The prestigious four-year scholarship Knapper was awarded covers tuition, fees, health insurance and more. For Knapper, “It sealed the deal.” But so did OHSU’s efforts over the years to keep her tethered to the medical school and focused on her dream of becoming a physician.
“Miss Garcia would email me and check in often, even when I was away at college,” remembers Knapper. “She got me connected to other medical students and to her colleagues at OHSU. I’m really grateful to her and the office of diversity.”
Delvin Akin, a 31-year-old Army veteran, also found his way into OHSU’s medical school pipeline. One of his professors at Portland State University, where he graduated from, connected Delvin to an OHSU researcher and fellow Black veteran who had an opening for a lab assistant. Akin jumped at the chance.
“Once I was in the door, they put me under their wings,” says Akin, a former active-duty combat medic, of his early OHSU experience. In 2015, Akin was accepted into OHSU’s Summer Equity Research Program.
This fall, Akin will join Knapper in the first-year medical school class. But at the same time, Akin will stand alone — he will be the first Black man to matriculate in the School of Medicine since 2014.
Among students “in the entering classes of 2008, 2009, 2010, 2011, 2012, 2015, no Black or African-American man matriculated,” according to a report by Dr. James B. Reuler, an OHSU emeritus professor of medicine.
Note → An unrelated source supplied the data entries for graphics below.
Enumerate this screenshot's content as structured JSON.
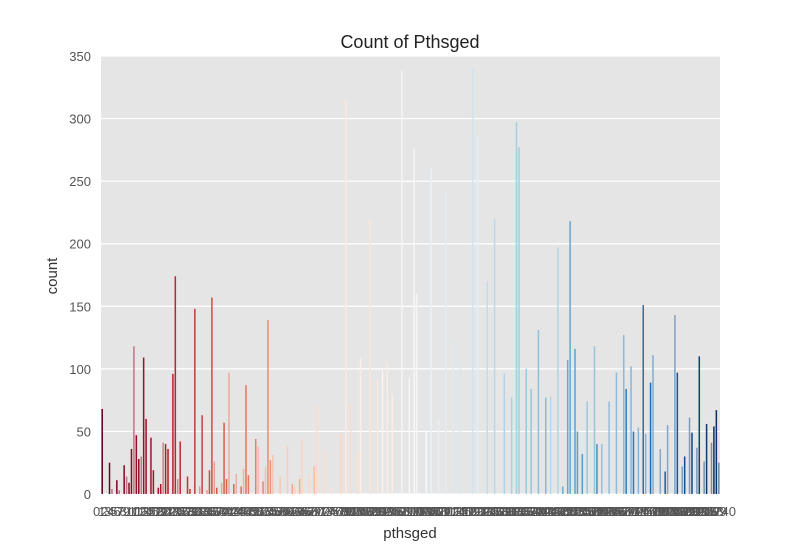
{
  "chart_data": {
    "type": "bar",
    "title": "Count of Pthsged",
    "xlabel": "pthsged",
    "ylabel": "count",
    "ylim": [
      0,
      350
    ],
    "yticks": [
      0,
      50,
      100,
      150,
      200,
      250,
      300,
      350
    ],
    "x_first_tick_label": "0",
    "x_last_tick_label": "740",
    "grid": true,
    "background": "#e5e5e5",
    "grid_color": "#ffffff",
    "palette": "red-white-blue diverging (RdBu)",
    "colors": {
      "red_dark": "#67001f",
      "red": "#b2182b",
      "orange": "#d6604d",
      "peach": "#f4a582",
      "light_peach": "#fddbc7",
      "white": "#f7f7f7",
      "light_blue": "#d1e5f0",
      "sky": "#92c5de",
      "blue": "#4393c3",
      "mid_blue": "#2166ac",
      "dark_blue": "#053061"
    },
    "values": [
      68,
      0,
      0,
      25,
      4,
      0,
      11,
      3,
      0,
      23,
      14,
      9,
      36,
      118,
      47,
      28,
      30,
      109,
      60,
      0,
      45,
      19,
      0,
      5,
      8,
      41,
      40,
      36,
      0,
      96,
      174,
      12,
      42,
      0,
      0,
      14,
      4,
      0,
      148,
      0,
      6,
      63,
      0,
      3,
      19,
      157,
      26,
      5,
      0,
      9,
      57,
      12,
      97,
      0,
      8,
      16,
      0,
      6,
      20,
      87,
      15,
      0,
      0,
      44,
      38,
      0,
      10,
      22,
      139,
      27,
      31,
      0,
      0,
      14,
      0,
      0,
      38,
      0,
      8,
      6,
      0,
      12,
      44,
      0,
      0,
      16,
      0,
      22,
      70,
      0,
      0,
      35,
      0,
      0,
      5,
      0,
      0,
      0,
      48,
      0,
      314,
      0,
      74,
      0,
      0,
      35,
      109,
      0,
      0,
      0,
      219,
      0,
      0,
      92,
      0,
      99,
      0,
      105,
      0,
      80,
      0,
      0,
      0,
      338,
      0,
      0,
      93,
      0,
      276,
      160,
      0,
      0,
      0,
      50,
      0,
      260,
      0,
      0,
      60,
      0,
      0,
      243,
      0,
      0,
      123,
      0,
      0,
      108,
      0,
      0,
      0,
      0,
      340,
      0,
      286,
      0,
      0,
      0,
      170,
      0,
      0,
      220,
      0,
      0,
      0,
      96,
      0,
      0,
      77,
      0,
      297,
      277,
      0,
      0,
      100,
      0,
      84,
      0,
      0,
      131,
      0,
      0,
      77,
      0,
      78,
      0,
      0,
      197,
      0,
      6,
      0,
      107,
      218,
      0,
      116,
      50,
      0,
      32,
      0,
      74,
      0,
      0,
      118,
      40,
      0,
      40,
      0,
      0,
      74,
      0,
      0,
      97,
      0,
      0,
      127,
      84,
      0,
      102,
      50,
      0,
      53,
      0,
      151,
      48,
      0,
      89,
      111,
      0,
      0,
      36,
      0,
      18,
      55,
      0,
      0,
      143,
      97,
      0,
      22,
      30,
      0,
      61,
      49,
      0,
      37,
      110,
      0,
      26,
      56,
      0,
      41,
      54,
      67,
      25
    ]
  }
}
These numbers mirror national trends for Black males in medical school. In August 2015, AAMC released data indicating that the number of Black men applying to and attending U.S. medical schools was at its lowest point since 1978.
Curious about the numbers, Akin looked at who else in Oregon was applying to medical school this year. AAMC data revealed that, in Oregon, he was one of only nine African-Americans.
Of the 491 medical school applicants in the state, the majority were White (307) and Asian (77). The data are troubling, says Akin, and point to a medical school pipeline that needs to be replenished.
Even with multitiered diversity plans for recruiting and retaining students of color, hosting social events, having a new vice president for equity and inclusion, and even a diversity story wall, says Garcia, seeing the return on the investment “has taken us years — a lot of time, a lot of commitment and a lot of resources.”
Knapper and Akin say they are proof that so-called pipeline programs, outreach efforts and nurturing environments do work, but more and earlier interventions that get OHSU into African-American and other communities of color are what is needed.
Says Knapper: “You have to get students when they are really young and trying to figure out who they are and what they want to become.”